Robustness: Behavioral tests show that the current model:
- is deterministic and stable on duplicate inputs,
- aligns with several curated golden examples,
- remains sensitive to some benign text changes (extra whitespace, case changes, typos) unless additional normalization/augmentation is introduced.
Ethical Considerations
- The model reflects the style and biases of the open-source Python projects it was trained on.
- It does not filter offensive or inappropriate content in comments; it only predicts semantic categories.
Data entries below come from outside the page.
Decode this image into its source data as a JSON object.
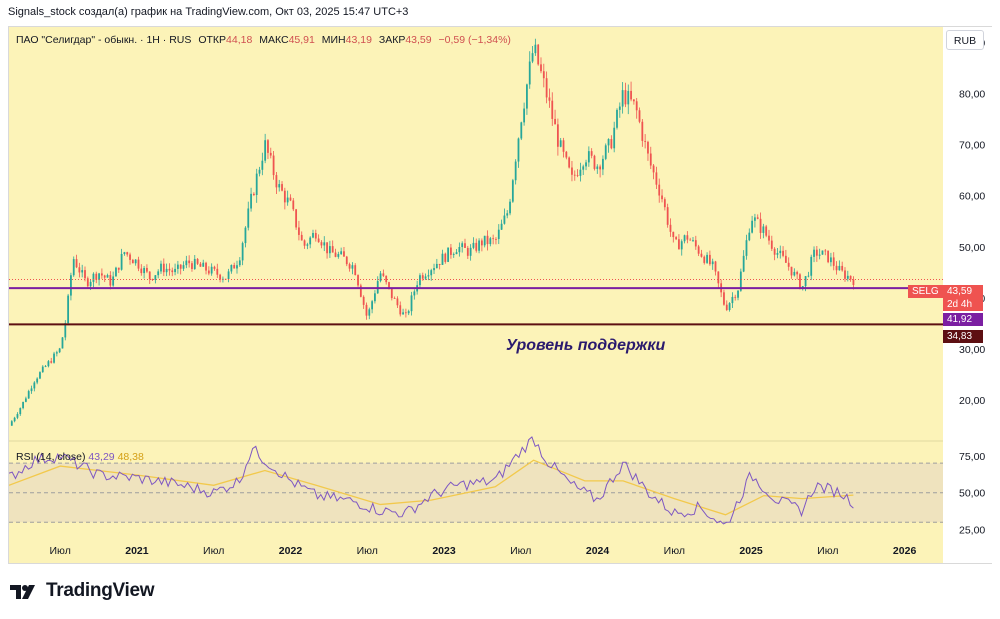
{
  "header": {
    "credit": "Signals_stock создал(а) график на TradingView.com, Окт 03, 2025 15:47 UTC+3"
  },
  "legend": {
    "title": "ПАО \"Селигдар\" - обыкн. · 1H · RUS",
    "open_label": "ОТКР",
    "open": "44,18",
    "high_label": "МАКС",
    "high": "45,91",
    "low_label": "МИН",
    "low": "43,19",
    "close_label": "ЗАКР",
    "close": "43,59",
    "change": "−0,59 (−1,34%)"
  },
  "currency_button": "RUB",
  "price_tags": {
    "ticker": "SELG",
    "last": "43,59",
    "countdown": "2d 4h",
    "level1": "41,92",
    "level2": "34,83"
  },
  "annotation": "Уровень поддержки",
  "rsi": {
    "label": "RSI (14, close)",
    "value": "43,29",
    "ma": "48,38"
  },
  "brand": {
    "name": "TradingView"
  },
  "colors": {
    "up": "#26a69a",
    "down": "#ef5350",
    "background": "#fcf3b8",
    "level1": "#7b1fa2",
    "level2": "#5d0f12",
    "rsi_line": "#7e57c2",
    "rsi_ma": "#f2c94c"
  },
  "chart_data": [
    {
      "type": "candlestick",
      "y_axis": {
        "range": [
          12,
          93
        ],
        "ticks": [
          "90,00",
          "80,00",
          "70,00",
          "60,00",
          "50,00",
          "40,00",
          "30,00",
          "20,00"
        ],
        "tick_values": [
          90,
          80,
          70,
          60,
          50,
          40,
          30,
          20
        ]
      },
      "x_axis": {
        "ticks": [
          {
            "label": "Июл",
            "date": "2020-07"
          },
          {
            "label": "2021",
            "date": "2021-01"
          },
          {
            "label": "Июл",
            "date": "2021-07"
          },
          {
            "label": "2022",
            "date": "2022-01"
          },
          {
            "label": "Июл",
            "date": "2022-07"
          },
          {
            "label": "2023",
            "date": "2023-01"
          },
          {
            "label": "Июл",
            "date": "2023-07"
          },
          {
            "label": "2024",
            "date": "2024-01"
          },
          {
            "label": "Июл",
            "date": "2024-07"
          },
          {
            "label": "2025",
            "date": "2025-01"
          },
          {
            "label": "Июл",
            "date": "2025-07"
          },
          {
            "label": "2026",
            "date": "2026-01"
          }
        ]
      },
      "horizontal_levels": [
        41.92,
        34.83
      ],
      "dotted_level": 43.59,
      "price_path": [
        [
          "2020-03",
          15
        ],
        [
          "2020-04",
          19
        ],
        [
          "2020-05",
          24
        ],
        [
          "2020-06",
          27
        ],
        [
          "2020-07",
          30
        ],
        [
          "2020-07-15",
          36
        ],
        [
          "2020-08",
          48
        ],
        [
          "2020-09",
          43
        ],
        [
          "2020-10",
          45
        ],
        [
          "2020-11",
          43
        ],
        [
          "2020-12",
          49
        ],
        [
          "2021-01",
          47
        ],
        [
          "2021-02",
          44
        ],
        [
          "2021-03",
          46
        ],
        [
          "2021-04",
          45
        ],
        [
          "2021-05",
          47
        ],
        [
          "2021-06",
          46
        ],
        [
          "2021-07",
          45
        ],
        [
          "2021-08",
          44
        ],
        [
          "2021-09",
          48
        ],
        [
          "2021-10",
          60
        ],
        [
          "2021-11",
          70
        ],
        [
          "2021-12",
          62
        ],
        [
          "2022-01",
          58
        ],
        [
          "2022-02",
          50
        ],
        [
          "2022-03",
          53
        ],
        [
          "2022-04",
          49
        ],
        [
          "2022-05",
          48
        ],
        [
          "2022-06",
          46
        ],
        [
          "2022-07",
          36
        ],
        [
          "2022-08",
          45
        ],
        [
          "2022-09",
          40
        ],
        [
          "2022-10",
          36
        ],
        [
          "2022-11",
          44
        ],
        [
          "2022-12",
          46
        ],
        [
          "2023-01",
          48
        ],
        [
          "2023-02",
          50
        ],
        [
          "2023-03",
          49
        ],
        [
          "2023-04",
          51
        ],
        [
          "2023-05",
          51
        ],
        [
          "2023-06",
          57
        ],
        [
          "2023-07",
          75
        ],
        [
          "2023-08",
          89
        ],
        [
          "2023-09",
          80
        ],
        [
          "2023-10",
          70
        ],
        [
          "2023-11",
          63
        ],
        [
          "2023-12",
          68
        ],
        [
          "2024-01",
          66
        ],
        [
          "2024-02",
          70
        ],
        [
          "2024-03",
          80
        ],
        [
          "2024-04",
          77
        ],
        [
          "2024-05",
          67
        ],
        [
          "2024-06",
          60
        ],
        [
          "2024-07",
          50
        ],
        [
          "2024-08",
          52
        ],
        [
          "2024-09",
          49
        ],
        [
          "2024-10",
          46
        ],
        [
          "2024-11",
          38
        ],
        [
          "2024-12",
          42
        ],
        [
          "2025-01",
          56
        ],
        [
          "2025-02",
          53
        ],
        [
          "2025-03",
          49
        ],
        [
          "2025-04",
          46
        ],
        [
          "2025-05",
          42
        ],
        [
          "2025-06",
          49
        ],
        [
          "2025-07",
          48
        ],
        [
          "2025-08",
          45
        ],
        [
          "2025-09",
          43.59
        ]
      ]
    },
    {
      "type": "line",
      "name": "RSI (14, close)",
      "y_axis": {
        "range": [
          20,
          85
        ],
        "ticks": [
          "75,00",
          "50,00",
          "25,00"
        ],
        "tick_values": [
          75,
          50,
          25
        ]
      },
      "bands": [
        70,
        50,
        30
      ],
      "rsi_path": [
        [
          "2020-03",
          60
        ],
        [
          "2020-05",
          72
        ],
        [
          "2020-07",
          75
        ],
        [
          "2020-10",
          62
        ],
        [
          "2021-01",
          60
        ],
        [
          "2021-04",
          56
        ],
        [
          "2021-07",
          50
        ],
        [
          "2021-09",
          58
        ],
        [
          "2021-10",
          80
        ],
        [
          "2021-11",
          72
        ],
        [
          "2022-01",
          58
        ],
        [
          "2022-03",
          48
        ],
        [
          "2022-06",
          44
        ],
        [
          "2022-08",
          38
        ],
        [
          "2022-10",
          36
        ],
        [
          "2022-12",
          48
        ],
        [
          "2023-02",
          55
        ],
        [
          "2023-05",
          58
        ],
        [
          "2023-07",
          78
        ],
        [
          "2023-08",
          87
        ],
        [
          "2023-09",
          72
        ],
        [
          "2023-11",
          55
        ],
        [
          "2024-01",
          45
        ],
        [
          "2024-03",
          70
        ],
        [
          "2024-05",
          50
        ],
        [
          "2024-07",
          36
        ],
        [
          "2024-09",
          40
        ],
        [
          "2024-11",
          27
        ],
        [
          "2025-01",
          62
        ],
        [
          "2025-03",
          45
        ],
        [
          "2025-05",
          38
        ],
        [
          "2025-06",
          55
        ],
        [
          "2025-08",
          50
        ],
        [
          "2025-09",
          43.29
        ]
      ],
      "ma_path": [
        [
          "2020-03",
          55
        ],
        [
          "2020-07",
          68
        ],
        [
          "2021-01",
          62
        ],
        [
          "2021-07",
          55
        ],
        [
          "2021-11",
          65
        ],
        [
          "2022-03",
          55
        ],
        [
          "2022-08",
          42
        ],
        [
          "2022-12",
          45
        ],
        [
          "2023-05",
          54
        ],
        [
          "2023-08",
          72
        ],
        [
          "2023-12",
          58
        ],
        [
          "2024-03",
          58
        ],
        [
          "2024-07",
          46
        ],
        [
          "2024-11",
          35
        ],
        [
          "2025-02",
          48
        ],
        [
          "2025-05",
          46
        ],
        [
          "2025-09",
          48.38
        ]
      ]
    }
  ]
}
- Outputs should be treated as assistive signals, not as authoritative judgements.
Citation
If you use this model in academic work or derived systems, please cite:
TheClouds Team. "NLBSE'26 Code Comment Classification – Python Model." 2025.
BibTeX:
@misc{theclouds_nlbse26_code_comment_classification_python,
title = {NLBSE'26 Code Comment Classification: Python Model},
author = {TheClouds Team},
year = {2025},
note = {Model available on Hugging Face},
howpublished = {\url{To be published}}
}
Contact:
For questions, feedback, or collaboration requests related to this model, please contact:
Giacomo Signorile: g.signorile14@studenti.uniba.it Davide Pio Posa: d.posa3@studenti.uniba.it Marco Lillo: m.lillo21@studenti.uniba.it Rebecca Margiotta: m.margiotta5@studenti.uniba.it Adriano Gentile: a.gentile97@studenti.uniba.com
Issue tracker: https://github.com/se4ai2526-uniba/TheClouds
## Acknowledgements
This model was developed as part of research on **Natural Language-Based Software Engineering (NLBSE)** and the **Code Comment Classification** task, building on the NLBSE’26 competition data and earlier SetFit and Random Forest baselines.